In contrast to the growing evidence of China’s undercount of COVID deaths, more voices are recognizing that the U.S. tally of COVID deaths is inflated. “The official number is probably an exaggeration, a NYT piece admitted last week, “because it includes some people who had [the] virus when they died even though it was not the underlying cause of death.” Based on CDC data and a study published in the journal Clinical Infectious Diseases, the NYT concludes that the U.S. over-counted COVID deaths by “almost one-third,” which would put the true U.S. death total closer to 800,000.
Over the past two years, a chorus of medical experts, think tanks, and left-wing news organizations have suggested that the world, and particularly the U.S., can “learn from” China’s COVID-19 response, based on the notion that China’s “Zero COVID” policy was more successful than Western strategies — a position growing less plausible with time. Such articles can be found in scientific journals such as The Lancet and The British Medical Journal, left-wing think tanks such as the World Economic Forum and The Wilson Center, and a number of U.S. media organizations, including Barron’s, Nature Magazine, The Hill, NPR, Vox, and even the not-so-lefty Wall Street Journal.

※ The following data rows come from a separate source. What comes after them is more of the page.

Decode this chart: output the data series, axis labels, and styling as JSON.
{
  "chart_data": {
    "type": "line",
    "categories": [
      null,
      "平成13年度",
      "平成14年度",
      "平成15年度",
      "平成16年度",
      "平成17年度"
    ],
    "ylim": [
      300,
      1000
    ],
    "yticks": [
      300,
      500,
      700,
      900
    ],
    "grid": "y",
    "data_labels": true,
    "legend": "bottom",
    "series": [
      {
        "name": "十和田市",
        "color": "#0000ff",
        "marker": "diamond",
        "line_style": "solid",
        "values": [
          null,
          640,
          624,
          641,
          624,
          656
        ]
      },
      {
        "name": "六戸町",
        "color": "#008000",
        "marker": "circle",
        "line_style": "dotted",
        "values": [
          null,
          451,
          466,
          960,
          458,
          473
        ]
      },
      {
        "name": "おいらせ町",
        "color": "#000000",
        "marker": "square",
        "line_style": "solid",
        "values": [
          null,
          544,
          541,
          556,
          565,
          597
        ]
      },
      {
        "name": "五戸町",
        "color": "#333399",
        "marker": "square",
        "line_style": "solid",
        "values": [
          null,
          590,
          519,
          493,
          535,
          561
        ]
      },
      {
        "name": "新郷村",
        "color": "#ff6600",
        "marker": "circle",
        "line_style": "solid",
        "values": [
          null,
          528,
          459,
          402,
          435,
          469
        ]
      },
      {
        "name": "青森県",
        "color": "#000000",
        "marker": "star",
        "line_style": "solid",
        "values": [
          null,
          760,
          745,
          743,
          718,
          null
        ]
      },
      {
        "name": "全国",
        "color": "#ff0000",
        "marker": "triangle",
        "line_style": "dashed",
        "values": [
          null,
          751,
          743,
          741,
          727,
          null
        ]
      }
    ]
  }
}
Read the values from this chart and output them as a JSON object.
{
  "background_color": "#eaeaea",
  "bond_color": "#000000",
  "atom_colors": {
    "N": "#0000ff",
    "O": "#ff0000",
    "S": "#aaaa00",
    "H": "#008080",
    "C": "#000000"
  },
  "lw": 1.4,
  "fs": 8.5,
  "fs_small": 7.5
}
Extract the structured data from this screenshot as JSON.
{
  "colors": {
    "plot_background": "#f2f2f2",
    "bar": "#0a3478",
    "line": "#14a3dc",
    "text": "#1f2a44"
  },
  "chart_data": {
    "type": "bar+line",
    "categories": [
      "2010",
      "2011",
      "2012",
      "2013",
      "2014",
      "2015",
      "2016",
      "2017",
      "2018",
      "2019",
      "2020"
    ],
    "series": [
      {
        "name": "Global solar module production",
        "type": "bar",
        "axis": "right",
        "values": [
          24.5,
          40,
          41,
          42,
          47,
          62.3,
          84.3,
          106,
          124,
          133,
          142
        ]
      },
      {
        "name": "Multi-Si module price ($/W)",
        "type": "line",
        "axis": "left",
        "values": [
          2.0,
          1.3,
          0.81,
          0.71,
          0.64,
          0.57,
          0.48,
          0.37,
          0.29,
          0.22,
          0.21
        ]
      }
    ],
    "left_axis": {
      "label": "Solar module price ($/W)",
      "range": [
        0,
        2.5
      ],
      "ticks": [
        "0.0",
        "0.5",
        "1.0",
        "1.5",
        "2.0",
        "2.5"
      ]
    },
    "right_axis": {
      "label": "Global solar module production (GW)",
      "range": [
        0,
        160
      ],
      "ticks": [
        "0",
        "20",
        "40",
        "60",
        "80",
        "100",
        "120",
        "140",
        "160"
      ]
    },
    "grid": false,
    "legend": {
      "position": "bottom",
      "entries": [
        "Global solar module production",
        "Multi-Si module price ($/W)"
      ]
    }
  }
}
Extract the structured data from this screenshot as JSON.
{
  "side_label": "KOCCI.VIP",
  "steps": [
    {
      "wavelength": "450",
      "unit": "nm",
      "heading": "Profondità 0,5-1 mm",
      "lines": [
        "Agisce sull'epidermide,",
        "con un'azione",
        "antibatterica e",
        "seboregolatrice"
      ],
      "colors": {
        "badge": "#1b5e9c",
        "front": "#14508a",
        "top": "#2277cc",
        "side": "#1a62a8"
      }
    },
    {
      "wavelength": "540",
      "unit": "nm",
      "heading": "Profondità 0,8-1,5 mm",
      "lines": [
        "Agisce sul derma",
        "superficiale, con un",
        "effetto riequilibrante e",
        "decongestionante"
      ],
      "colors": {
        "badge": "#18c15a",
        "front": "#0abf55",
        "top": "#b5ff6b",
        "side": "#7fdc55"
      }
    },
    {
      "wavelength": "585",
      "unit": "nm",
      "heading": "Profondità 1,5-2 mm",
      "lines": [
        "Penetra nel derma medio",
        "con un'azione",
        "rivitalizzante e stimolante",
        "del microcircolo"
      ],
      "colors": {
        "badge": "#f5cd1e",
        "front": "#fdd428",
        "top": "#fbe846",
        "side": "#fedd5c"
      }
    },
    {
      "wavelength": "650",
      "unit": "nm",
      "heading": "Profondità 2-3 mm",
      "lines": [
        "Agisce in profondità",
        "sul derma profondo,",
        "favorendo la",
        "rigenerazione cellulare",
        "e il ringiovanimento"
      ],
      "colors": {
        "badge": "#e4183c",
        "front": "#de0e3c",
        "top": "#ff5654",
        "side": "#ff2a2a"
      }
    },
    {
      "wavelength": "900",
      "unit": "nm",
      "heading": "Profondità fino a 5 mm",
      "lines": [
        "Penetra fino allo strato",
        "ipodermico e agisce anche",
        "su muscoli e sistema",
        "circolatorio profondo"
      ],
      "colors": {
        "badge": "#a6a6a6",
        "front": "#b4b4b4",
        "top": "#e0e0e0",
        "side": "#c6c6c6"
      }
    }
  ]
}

But increasing evidence suggests that China’s response was not as successful as their official statistics lead the credulous observer to believe, while the U.S.’s comparative — and only comparative — respect for individual freedoms did not cost as many lives as official statistics indicated at first. Even setting aside acute pandemic-related problems such as mental health crises, learning loss, and economic suppression, the reorientation of evidence surrounding COVID death tolls undermines the proposition that America’s next pandemic response should look more like China’s.
Joshua Arnold is a staff writer at The Washington Stand.